The Easter meeting gave a few hints about 2011 – firstly, it's going to be fast; secondly, the world order may be changing; and thirdly the class over here is as good as anywhere in the world. Some political tension is creeping in (nothing new there then!) as well, but more on that later. But most of all, the guys continue to turn out some very professional bikes on race day, while not losing their well know ability to have a good time off the track.
Graham Dance provided the first shock of the season, with a stunning 7.27 personal best on the way to the event win over Wayne Saunders. As observers of the class will know, Graham has grafted away for years with his less conventional - "less conventional" is a nice way of saying barking mad - old school Suzuki motor is a custom Webster chassis. After melting most of the remaining GSX cylinder heads in the world with the previous nitrous set-up, Graham was finally persuaded by Brad O'Connor to go with a turbo set-up. Although of course being an N20 addict, it still has a nitrous system to...ahem...supplement the turbo. Over the winter Graham and Brad have spent a lot of time on the dyno and the result was clear to see, as the bike blew away its previous bests during the meeting. Len Paget has had more than a hand in the development of the motor, with one feature being a clutch developed and built from scratch by Len. As you could see from Len's startline reaction after the 7.27, he was pretty pleased and you can bet that SSB owners the length of the pits will be hearing about the merits of British engineering over US engineering.

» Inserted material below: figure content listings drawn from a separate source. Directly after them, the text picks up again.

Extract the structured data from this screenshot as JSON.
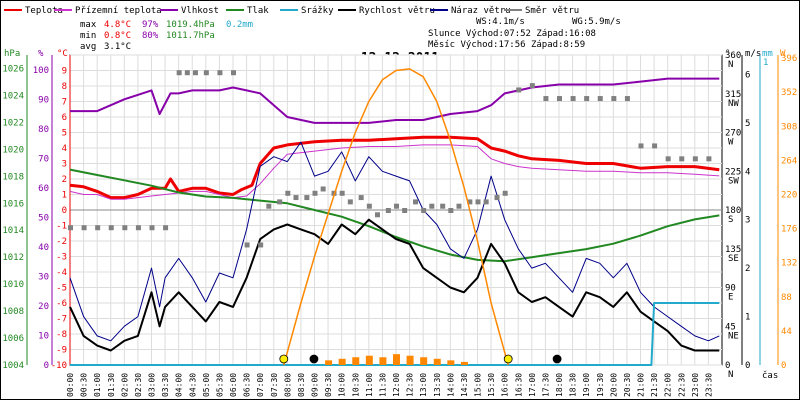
{
  "legend": [
    {
      "label": "Teplota",
      "color": "#ee0000"
    },
    {
      "label": "Přízemní teplota",
      "color": "#cc33cc"
    },
    {
      "label": "Vlhkost",
      "color": "#8800aa"
    },
    {
      "label": "Tlak",
      "color": "#228822"
    },
    {
      "label": "Srážky",
      "color": "#22aacc"
    },
    {
      "label": "Rychlost větru",
      "color": "#000000"
    },
    {
      "label": "Náraz větru",
      "color": "#000088"
    },
    {
      "label": "Směr větru",
      "color": "#808080"
    }
  ],
  "stats": {
    "max": {
      "label": "max",
      "temp": "4.8°C",
      "hum": "97%",
      "press": "1019.4hPa",
      "rain": "0.2mm"
    },
    "min": {
      "label": "min",
      "temp": "0.8°C",
      "hum": "80%",
      "press": "1011.7hPa"
    },
    "avg": {
      "label": "avg",
      "temp": "3.1°C"
    }
  },
  "astro": {
    "ws": "WS:4.1m/s",
    "wg": "WG:5.9m/s",
    "sun": "Slunce Východ:07:52  Západ:16:08",
    "moon": "Měsíc  Východ:17:56  Západ:8:59"
  },
  "colors": {
    "temp": "#ee0000",
    "ground": "#cc33cc",
    "hum": "#8800aa",
    "press": "#228822",
    "rain": "#22aacc",
    "wind": "#000000",
    "gust": "#000088",
    "dir": "#808080",
    "sun": "#ff8800",
    "precip": "#ff8800"
  },
  "chart_data": {
    "type": "line",
    "title": "12.12.2011",
    "xlabel": "čas",
    "time_ticks": [
      "00:00",
      "00:30",
      "01:00",
      "01:30",
      "02:00",
      "02:30",
      "03:00",
      "03:30",
      "04:00",
      "04:30",
      "05:00",
      "05:30",
      "06:00",
      "06:30",
      "07:00",
      "07:30",
      "08:00",
      "08:30",
      "09:00",
      "09:30",
      "10:00",
      "10:30",
      "11:00",
      "11:30",
      "12:00",
      "12:30",
      "13:00",
      "13:30",
      "14:00",
      "14:30",
      "15:00",
      "15:30",
      "16:00",
      "16:30",
      "17:00",
      "17:30",
      "18:00",
      "18:30",
      "19:00",
      "19:30",
      "20:00",
      "20:30",
      "21:00",
      "21:30",
      "22:00",
      "22:30",
      "23:00",
      "23:30"
    ],
    "axes": {
      "hpa": {
        "label": "hPa",
        "ticks": [
          "1026",
          "1024",
          "1022",
          "1020",
          "1018",
          "1016",
          "1014",
          "1012",
          "1010",
          "1008",
          "1006",
          "1004"
        ],
        "range": [
          1004,
          1027
        ]
      },
      "pct": {
        "label": "%",
        "ticks": [
          "100",
          "90",
          "80",
          "70",
          "60",
          "50",
          "40",
          "30",
          "20",
          "10",
          "0"
        ],
        "range": [
          0,
          105
        ]
      },
      "temp": {
        "label": "°C",
        "ticks": [
          "9",
          "8",
          "7",
          "6",
          "5",
          "4",
          "3",
          "2",
          "1",
          "0",
          "-1",
          "-2",
          "-3",
          "-4",
          "-5",
          "-6",
          "-7",
          "-8",
          "-9",
          "-10"
        ],
        "range": [
          -10,
          10
        ]
      },
      "dir": {
        "label": "°",
        "ticks": [
          "360 N",
          "315 NW",
          "270 W",
          "225 SW",
          "180 S",
          "135 SE",
          "90 E",
          "45 NE",
          "0 N"
        ],
        "range": [
          0,
          360
        ]
      },
      "ms": {
        "label": "m/s",
        "ticks": [
          "6",
          "5",
          "4",
          "3",
          "2",
          "1",
          "0"
        ],
        "range": [
          0,
          6.4
        ]
      },
      "mm": {
        "label": "mm",
        "ticks": [
          "1"
        ],
        "range": [
          0,
          1
        ]
      },
      "w": {
        "label": "W",
        "ticks": [
          "396",
          "352",
          "308",
          "264",
          "220",
          "176",
          "132",
          "88",
          "44",
          "0"
        ],
        "range": [
          0,
          400
        ]
      }
    },
    "series": [
      {
        "name": "Teplota",
        "axis": "temp",
        "x": [
          0,
          0.5,
          1,
          1.5,
          2,
          2.5,
          3,
          3.5,
          3.7,
          4,
          4.5,
          5,
          5.5,
          6,
          6.3,
          6.7,
          7,
          7.5,
          8,
          9,
          10,
          11,
          12,
          13,
          14,
          15,
          15.5,
          16,
          16.5,
          17,
          18,
          19,
          20,
          21,
          22,
          23,
          23.9
        ],
        "y": [
          1.6,
          1.5,
          1.2,
          0.8,
          0.8,
          1.0,
          1.4,
          1.4,
          2.0,
          1.2,
          1.4,
          1.4,
          1.1,
          1.0,
          1.3,
          1.6,
          3.0,
          4.0,
          4.2,
          4.4,
          4.5,
          4.5,
          4.6,
          4.7,
          4.7,
          4.6,
          4.0,
          3.8,
          3.5,
          3.3,
          3.2,
          3.0,
          3.0,
          2.7,
          2.8,
          2.8,
          2.6
        ]
      },
      {
        "name": "Přízemní teplota",
        "axis": "temp",
        "x": [
          0,
          0.5,
          1,
          1.5,
          2,
          2.5,
          3,
          3.5,
          4,
          4.5,
          5,
          5.5,
          6,
          6.5,
          7,
          7.5,
          8,
          9,
          10,
          11,
          12,
          13,
          14,
          15,
          15.5,
          16,
          16.5,
          17,
          18,
          19,
          20,
          21,
          22,
          23,
          23.9
        ],
        "y": [
          1.2,
          1.0,
          1.0,
          0.7,
          0.7,
          0.8,
          0.9,
          1.0,
          1.1,
          1.2,
          1.2,
          1.0,
          0.8,
          0.9,
          1.7,
          2.7,
          3.6,
          3.8,
          4.0,
          4.1,
          4.1,
          4.2,
          4.2,
          4.1,
          3.3,
          3.0,
          2.8,
          2.7,
          2.6,
          2.5,
          2.5,
          2.4,
          2.4,
          2.3,
          2.2
        ]
      },
      {
        "name": "Vlhkost",
        "axis": "pct",
        "x": [
          0,
          1,
          2,
          3,
          3.3,
          3.7,
          4,
          4.5,
          5,
          5.5,
          6,
          6.5,
          7,
          7.5,
          8,
          9,
          10,
          11,
          12,
          13,
          14,
          15,
          15.5,
          16,
          17,
          18,
          19,
          20,
          21,
          22,
          23,
          23.9
        ],
        "y": [
          86,
          86,
          90,
          93,
          85,
          92,
          92,
          93,
          93,
          93,
          94,
          93,
          92,
          88,
          84,
          82,
          82,
          82,
          83,
          83,
          85,
          86,
          88,
          92,
          94,
          95,
          95,
          95,
          96,
          97,
          97,
          97
        ]
      },
      {
        "name": "Tlak",
        "axis": "hpa",
        "x": [
          0,
          1,
          2,
          3,
          4,
          5,
          6,
          7,
          8,
          9,
          10,
          11,
          12,
          13,
          14,
          15,
          16,
          17,
          18,
          19,
          20,
          21,
          22,
          23,
          23.9
        ],
        "y": [
          1018.5,
          1018.1,
          1017.7,
          1017.3,
          1016.8,
          1016.5,
          1016.4,
          1016.2,
          1016.0,
          1015.5,
          1015.0,
          1014.3,
          1013.5,
          1012.8,
          1012.2,
          1011.8,
          1011.7,
          1012.0,
          1012.3,
          1012.6,
          1013.0,
          1013.6,
          1014.3,
          1014.8,
          1015.1
        ]
      },
      {
        "name": "Rychlost větru",
        "axis": "ms",
        "x": [
          0,
          0.5,
          1,
          1.5,
          2,
          2.5,
          3,
          3.3,
          3.5,
          4,
          4.5,
          5,
          5.5,
          6,
          6.5,
          7,
          7.5,
          8,
          8.5,
          9,
          9.5,
          10,
          10.5,
          11,
          11.5,
          12,
          12.5,
          13,
          13.5,
          14,
          14.5,
          15,
          15.5,
          16,
          16.5,
          17,
          17.5,
          18,
          18.5,
          19,
          19.5,
          20,
          20.5,
          21,
          21.5,
          22,
          22.5,
          23,
          23.5,
          23.9
        ],
        "y": [
          1.2,
          0.6,
          0.4,
          0.3,
          0.5,
          0.6,
          1.5,
          0.8,
          1.2,
          1.5,
          1.2,
          0.9,
          1.3,
          1.2,
          1.8,
          2.6,
          2.8,
          2.9,
          2.8,
          2.7,
          2.5,
          2.9,
          2.7,
          3.0,
          2.8,
          2.6,
          2.5,
          2.0,
          1.8,
          1.6,
          1.5,
          1.8,
          2.5,
          2.1,
          1.5,
          1.3,
          1.4,
          1.2,
          1.0,
          1.5,
          1.4,
          1.2,
          1.5,
          1.1,
          0.9,
          0.7,
          0.4,
          0.3,
          0.3,
          0.3
        ]
      },
      {
        "name": "Náraz větru",
        "axis": "ms",
        "x": [
          0,
          0.5,
          1,
          1.5,
          2,
          2.5,
          3,
          3.3,
          3.5,
          4,
          4.5,
          5,
          5.5,
          6,
          6.5,
          7,
          7.5,
          8,
          8.5,
          9,
          9.5,
          10,
          10.5,
          11,
          11.5,
          12,
          12.5,
          13,
          13.5,
          14,
          14.5,
          15,
          15.5,
          16,
          16.5,
          17,
          17.5,
          18,
          18.5,
          19,
          19.5,
          20,
          20.5,
          21,
          21.5,
          22,
          22.5,
          23,
          23.5,
          23.9
        ],
        "y": [
          1.8,
          1.0,
          0.6,
          0.5,
          0.8,
          1.0,
          2.0,
          1.2,
          1.8,
          2.2,
          1.8,
          1.3,
          1.9,
          1.8,
          2.8,
          4.1,
          4.3,
          4.2,
          4.6,
          3.9,
          4.0,
          4.4,
          3.8,
          4.3,
          4.0,
          3.9,
          3.8,
          3.2,
          2.9,
          2.4,
          2.2,
          2.8,
          3.9,
          3.0,
          2.4,
          2.0,
          2.1,
          1.8,
          1.5,
          2.2,
          2.1,
          1.8,
          2.1,
          1.5,
          1.2,
          1.0,
          0.8,
          0.6,
          0.5,
          0.6
        ]
      },
      {
        "name": "Srážky",
        "axis": "mm",
        "x": [
          0,
          20.5,
          21.4,
          21.5,
          23.9
        ],
        "y": [
          0,
          0,
          0,
          0.2,
          0.2
        ]
      },
      {
        "name": "Směr větru",
        "axis": "dir",
        "x": [
          0,
          0.5,
          1,
          1.5,
          2,
          2.5,
          3,
          3.5,
          4.0,
          4.3,
          4.6,
          5.0,
          5.5,
          6.0,
          6.5,
          7.0,
          7.3,
          7.7,
          8.0,
          8.3,
          8.7,
          9.0,
          9.3,
          9.7,
          10.0,
          10.3,
          10.7,
          11.0,
          11.3,
          11.7,
          12.0,
          12.3,
          12.7,
          13.0,
          13.3,
          13.7,
          14.0,
          14.3,
          14.7,
          15.0,
          15.3,
          15.7,
          16.0,
          16.5,
          17.0,
          17.5,
          18.0,
          18.5,
          19.0,
          19.5,
          20.0,
          20.5,
          21.0,
          21.5,
          22.0,
          22.5,
          23.0,
          23.5
        ],
        "y": [
          160,
          160,
          160,
          160,
          160,
          160,
          160,
          160,
          340,
          340,
          340,
          340,
          340,
          340,
          140,
          140,
          185,
          190,
          200,
          195,
          195,
          200,
          205,
          200,
          200,
          190,
          195,
          185,
          175,
          180,
          185,
          180,
          190,
          180,
          185,
          185,
          180,
          185,
          190,
          190,
          190,
          195,
          200,
          320,
          325,
          310,
          310,
          310,
          310,
          310,
          310,
          310,
          255,
          255,
          240,
          240,
          240,
          240
        ]
      },
      {
        "name": "Slunce",
        "axis": "w",
        "x": [
          7.87,
          8.5,
          9,
          9.5,
          10,
          10.5,
          11,
          11.5,
          12,
          12.5,
          13,
          13.5,
          14,
          14.5,
          15,
          15.5,
          16.13
        ],
        "y": [
          0,
          80,
          140,
          195,
          250,
          300,
          340,
          368,
          380,
          382,
          372,
          340,
          290,
          230,
          160,
          80,
          0
        ]
      },
      {
        "name": "Srážky (intenzita)",
        "axis": "w",
        "x": [
          9.5,
          10,
          10.5,
          11,
          11.5,
          12,
          12.5,
          13,
          13.5,
          14,
          14.5
        ],
        "y": [
          6,
          8,
          10,
          12,
          10,
          14,
          12,
          10,
          8,
          6,
          4
        ]
      }
    ],
    "events": [
      {
        "type": "sunrise",
        "time": 7.87,
        "color": "#ffee00"
      },
      {
        "type": "moonset",
        "time": 8.98,
        "color": "#000000"
      },
      {
        "type": "sunset",
        "time": 16.13,
        "color": "#ffee00"
      },
      {
        "type": "moonrise",
        "time": 17.93,
        "color": "#000000"
      }
    ]
  }
}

But that wasn't the only new news at Easter. Dave Holland unveiled a very classy new NLR bike, Garry Bowe played musical chairs with Dave and competed on Dave's 2010 bike, plus a host of the guys were taking new combinations to the track for the first time and doing so with some panache, given the PBs or close to PB performances in the season opener. We will come back and look at all of these over the coming days.
Now I could do with a little help from the guys in the class. As mentioned above, there has been a lot of new billet porn developed over the winter, so I'm aware that many of the teams have moved on. It would help me if you sent me a few lines on what's new on your bike for 2011 and what your goals are for the year. A photo or two wouldn't even go amiss. We will post a new blog entry each day up to the Main Event. Last year some guys provided great technical information, some guys provided some very amusing updates (step forward the Man in Pink) and some guys carried on like they had accidentally superglued their lips together, so sparse was the information. Please send me your updates!
As well as a daily (or as close to daily as I can get while managing to get some sleep) blog, updates will also be posted during the event, so stay tuned. Send your updates to me by clicking here.
I'm also toying with the idea of a Super Street Bike Facebook page and will post photographs there as well. As last year, the blog will be a mixture of team updates, some technical information from well-known tuners, and some tongue-in-cheek comments as well – do me a favour and don't take offence if we have a little fun!
On a serious closing note, we are all aware that Bolton's finest Mickey Templeman took a tumble at the weekend's meeting at Shakey. Thankfully the old dog is fine and was on his feet quickly, although I imagine today he will be feeling every one of his forty years of age. Get well soon Mickey! The bike was a bit of a mess, but SSB being the class it is, the guys were soon rallying round offering support and replacement parts, so we expect to see him out there before long.